Zachery Gray was 18-years-old when he tried to kill himself as a result of being bullied; well, as a result of being called "fag" and "Gay Zach" and "queer" on a daily basis, even though he was straight and had a girlfriend.
After enduring yet another day of constant bullying, Zach, who’d been suspended for pulling a prank on a teacher, headed home. That afternoon, he tried to hang himself with a dog chain in a shed behind his home, but neighbors, his mother and paramedics were able to save him.
Zach was set to graduate from Zephyrhills High School this year but now suffers from brain damage and requires 24-hour care at a local medical center. He can no longer walk or talk.
And now his family is speaking out, saying the school did not do enough to stop the incessant bullying of Zach. Under Florida law, school officials must report bullying incidents and "develop plans for ending harassing behavior," but now, citing privacy concerns, the school is refusing to comment. In fact, Zach’s father says school officials won’t even return their phone calls.
A young boy tried to kill himself and the officials cannot pick up a phone. But, oh, it gets worse.
It seems that Zachery Gray complained of the teasing and the taunts; students had been making fun—and we really shouldn’t call it ‘making fun’ anymore--of his weight and sexuality, by calling him "heavy" and "Zach Gay" during a field trip. And Zach did what he was supposed to do; he complained to the teacher on that field trip, Brenda Carlson,
Carlson told investigators that she asked Zach: "If someone calls you a tree, are you a tree? And if someone calls you gay, does that make you gay?"
And that’s all she did. She didn’t report the incident and didn’t even bother to speak to the students who were taunting Zach. In fact, after Gray’s suicide attempt, she told investigators "she did not have any concerns that Zach was being bullied."
Brenda Carlson no longer works for the district. Which is a little convenient.
"Her job was to come to me, tell me, go to the principal, go to authorities," said Lynn Gray. "She did nothing."
And now a boy cannot walk or talk.
In Detroit, a 14-year-old girl peered through the keyhole of a locked door and found her brother hanging from a bunk bed with a belt around his neck.
She screamed for her mother and called 911. Her mother and a neighbor broke through the door of the boy's room, took him down and called 911, but it was too late.
He was seven.
His mother said her son, whose name is not being released, had been depressed about being bullied by other kids at school and in his neighborhood, and about his parents' recent separation.
Detroit Police Chief Ralph Godbee Jr. said he was told the boy had expressed a desire to harm himself, and the mother told him that her son was being counseled by the family's pastor to help him cope.
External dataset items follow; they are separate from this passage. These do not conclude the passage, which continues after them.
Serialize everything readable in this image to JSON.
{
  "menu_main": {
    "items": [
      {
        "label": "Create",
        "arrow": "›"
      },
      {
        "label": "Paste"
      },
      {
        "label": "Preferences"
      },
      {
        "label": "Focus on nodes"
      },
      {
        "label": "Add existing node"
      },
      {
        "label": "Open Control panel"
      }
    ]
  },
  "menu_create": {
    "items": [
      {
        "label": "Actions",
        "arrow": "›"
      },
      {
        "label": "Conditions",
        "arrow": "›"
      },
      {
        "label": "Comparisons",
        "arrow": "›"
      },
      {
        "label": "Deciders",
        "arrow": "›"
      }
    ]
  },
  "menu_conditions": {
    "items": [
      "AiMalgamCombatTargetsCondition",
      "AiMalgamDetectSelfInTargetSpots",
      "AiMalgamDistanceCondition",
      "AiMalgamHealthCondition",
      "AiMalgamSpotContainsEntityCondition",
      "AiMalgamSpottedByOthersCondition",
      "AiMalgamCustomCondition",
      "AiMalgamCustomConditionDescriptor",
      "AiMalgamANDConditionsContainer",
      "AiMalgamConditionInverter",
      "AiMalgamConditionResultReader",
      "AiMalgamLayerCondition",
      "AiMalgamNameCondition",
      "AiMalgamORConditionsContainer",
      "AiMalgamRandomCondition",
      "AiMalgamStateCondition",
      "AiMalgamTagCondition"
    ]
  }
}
The boy's family does not want to comment.
A seven-year-old is dead.
The two cases are as different as they are the same.
One young man told officials he was being bullied and they did nothing to stop it.
One young boy talked to his pastor and tried to work though his parent’s separation and the fact that he was bullied.
But the bullies were never confronted and so the bullying never stopped.
Until Zach Gray tried to kill himself and a young boy in Detroit tied a belt around his neck.
When are people, and by people, I mean the parents of the bullied, the parents of the bullies, teachers, school officials, politicians, going to realize that this is a problem and do something about it.
How many more kids have to die, or permanently scar themselves for life, before someone says ‘Enough.’
Zach’s school district needs to accept responsibility. Brenda Carlson needs to stop teaching and accept her role in this. I wonder, if she’d said anything to anyone might the bullying have stopped, and might Zach be graduating in June instead of lying in a hospital bed?